As of July 2021:
Population — 11,971
Population per square mile — 3.1
Persons under 18 — 20.3%
Veterans — 884
Owner occupied housing unit rate — 66.3%
Households — 4,872
Person per household 2 — 37
Households with computer — 92.1%
Mean travel time to work — 12.6 mins.
Land area in square miles — 3,783.31
Miles City is the County Seat of Custer County Montana. Along with its rich western history, it boasts being built at the convergence of two historic rivers: the Yellowstone and the Tongue. Beautiful downtown Riverside Park has picnic areas, baseball fields, a large freshwater swimming area – complete with ducks, and Connors Stadium. The lush park hosts antique car shows, farmers markets, guest entertainers, plays, regional and state sporting events and much more. A block from the park, Eastern Montana Fairgrounds hosts horse racing, demolition derbies, the internationally famous Bucking Horse sale and, of course, the annual fair with carnival rides, big name entertainment and fun foods aplenty. In Miles City, expect to find friendly folks in a beautiful town that graciously spans from the old west to the modern world. It’s a great place to visit, to live, or to open your business. Before all else, Miles city is a community.
When Custer County was formed, it was larger than the present state of Pennsylvania. It began shrinking in 1883 when Yellowstone County was taken out, and afterward lost pieces to Park, SweetGrass, Carbon, Rosebud, Fallon Wibaux, Prairie, Carter and Powder River. It is now the 10th in size in Montana counties.
Miles City is in the center of the great Yellowstone Valley of eastern Montana. Historically speaking, Miles City came into existence on the heels of the military expedition sent into the valley of the Yellowstone from Fort Leavenworth, Kansas – following the Battle of the Little Big Horn on June 25,1876, when General George A. Custer and his immediate command of five troops of the 7th Calvary were annihilated by the Sioux Indians led by Sitting Bull.
It is also interesting to know the origin of the community’s name. Colonel (later General) Nelson A. Miles, in command of six companies of the 5th Infantry stationed in the summer of 1876 at Fort Leavenworth, received orders to proceed to the valley of the Yellowstone in Montana and there to establish a cantonment from which he was to conduct a campaign designed to compel the wandering bands of Indians to return to their respective reservations.
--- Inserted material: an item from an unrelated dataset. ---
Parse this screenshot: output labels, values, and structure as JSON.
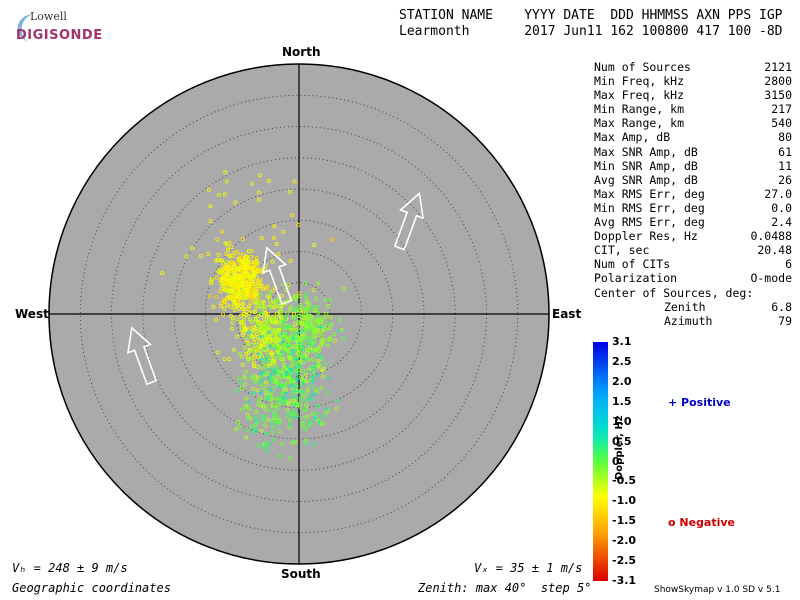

Arriving in the early fall, Miles conferred with General Alfred H. Terry in command of the Department of the Dakotas, who was still in the field following Custer’s battle. Subsequently, he selected a site at the mouth of Tongue River on which to build the cantonment. The Army Engineers surveyed a tract of land ten miles square and established a reservation. It was just across this reservation on the east and on the south bank of the Yellowstone River that the first village was set up. A year later, when the War Department abandoned that portion of the military reservation lying east of the Tongue River, the village, figuratively speaking, moved itself, cabins and appurtenances to the present site. The new community was named “Miles City” in honor of the commanding officer at the cantonment.